PAUSED encodes the Arabidopsis exportin-t ortholog.

Los1p/exportin-t (XPOT) mediates the nuclear export of tRNAs in yeast and mammals. The requirements for this transport pathway are unclear, however, because los1 mutations do not affect yeast growth, and the phenotype of XPOT mutations in mammals is unknown. Here, we show that PAUSED (PSD) is the Arabidopsis ortholog of LOS1/XPOT and is capable of rescuing the tRNA export defect of los1 in Brewer's yeast (Saccharomyces cerevisiae), suggesting that its function has been conserved. Putative null alleles of PSD disrupt the initiation of the shoot apical meristem and delay leaf initiation after germination, the emergence of the radicle and lateral roots, and the transition to flowering. Plants doubly mutant for psd and hasty, the Arabidopsis ortholog of exportin 5, are viable but have a more severe phenotype than either single mutant. These results suggest that PSD plays a role in tRNA export in Arabidopsis, but that at least one-and perhaps several-additional tRNA export pathways also exist. The PSD transcript is broadly expressed during development and is alternatively spliced in the 3'-untranslated region. No temporal or spatial difference in the abundance of different splice forms was observed. We propose that the mutant phenotype of psd reflects defects in developmental events and cell/tissue types that require elevated levels of protein synthesis and are therefore acutely sensitive to a reduction in tRNA export.

HASTY, the Arabidopsis ortholog of exportin 5/MSN5, regulates phase change and morphogenesis.
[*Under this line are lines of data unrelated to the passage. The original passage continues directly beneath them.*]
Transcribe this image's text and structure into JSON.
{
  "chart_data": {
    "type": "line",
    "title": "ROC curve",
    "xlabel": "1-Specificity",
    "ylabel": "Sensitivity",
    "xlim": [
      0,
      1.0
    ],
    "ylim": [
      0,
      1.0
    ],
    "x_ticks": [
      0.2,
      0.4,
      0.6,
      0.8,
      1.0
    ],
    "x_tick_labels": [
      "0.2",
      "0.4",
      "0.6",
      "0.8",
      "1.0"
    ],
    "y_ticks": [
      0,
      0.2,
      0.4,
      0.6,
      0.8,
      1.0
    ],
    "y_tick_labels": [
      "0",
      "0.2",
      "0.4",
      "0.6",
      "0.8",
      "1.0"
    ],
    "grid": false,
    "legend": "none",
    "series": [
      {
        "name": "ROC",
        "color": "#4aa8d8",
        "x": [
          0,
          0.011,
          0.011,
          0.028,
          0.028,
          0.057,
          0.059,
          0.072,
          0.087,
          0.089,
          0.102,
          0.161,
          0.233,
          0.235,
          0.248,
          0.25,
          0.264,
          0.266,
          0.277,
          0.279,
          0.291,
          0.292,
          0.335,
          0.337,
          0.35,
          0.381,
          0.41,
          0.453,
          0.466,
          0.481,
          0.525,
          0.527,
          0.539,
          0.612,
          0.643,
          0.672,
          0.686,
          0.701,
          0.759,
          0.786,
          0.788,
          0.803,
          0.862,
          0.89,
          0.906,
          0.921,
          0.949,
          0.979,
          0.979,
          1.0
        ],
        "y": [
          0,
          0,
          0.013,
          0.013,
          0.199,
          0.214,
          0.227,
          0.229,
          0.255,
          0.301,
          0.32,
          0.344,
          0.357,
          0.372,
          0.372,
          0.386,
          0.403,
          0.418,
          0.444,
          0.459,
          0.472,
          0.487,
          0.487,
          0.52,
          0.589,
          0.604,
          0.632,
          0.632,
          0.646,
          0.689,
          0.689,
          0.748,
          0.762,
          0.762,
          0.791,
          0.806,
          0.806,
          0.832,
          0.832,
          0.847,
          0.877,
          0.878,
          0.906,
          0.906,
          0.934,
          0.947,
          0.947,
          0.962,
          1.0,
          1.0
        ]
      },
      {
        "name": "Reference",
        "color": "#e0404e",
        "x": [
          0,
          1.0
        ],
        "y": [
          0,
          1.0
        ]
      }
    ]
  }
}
Loss-of-function mutations of HASTY (HST) affect many different processes in Arabidopsis development. In addition to reducing the size of both roots and lateral organs of the shoot, hst mutations affect the size of the shoot apical meristem, accelerate vegetative phase change, delay floral induction under short days, adaxialize leaves and carpels, disrupt the phyllotaxis of the inflorescence, and reduce fertility. Double mutant analysis suggests that HST acts in parallel to SQUINT in the regulation of phase change and in parallel to KANADI in the regulation of leaf polarity. Positional cloning demonstrated that HST is the Arabidopsis ortholog of the importin beta-like nucleocytoplasmic transport receptors exportin 5 in mammals and MSN5 in yeast. Consistent with a potential role in nucleocytoplasmic transport, we found that HST interacts with RAN1 in a yeast two-hybrid assay and that a HST-GUS fusion protein is located at the periphery of the nucleus. HST is one of at least 17 members of the importin-beta family in Arabidopsis and is the first member of this family shown to have an essential function in plants. The hst loss-of-function phenotype suggests that this protein regulates the nucleocytoplasmic transport of molecules involved in several different morphogenetic pathways, as well as molecules generally required for root and shoot growth.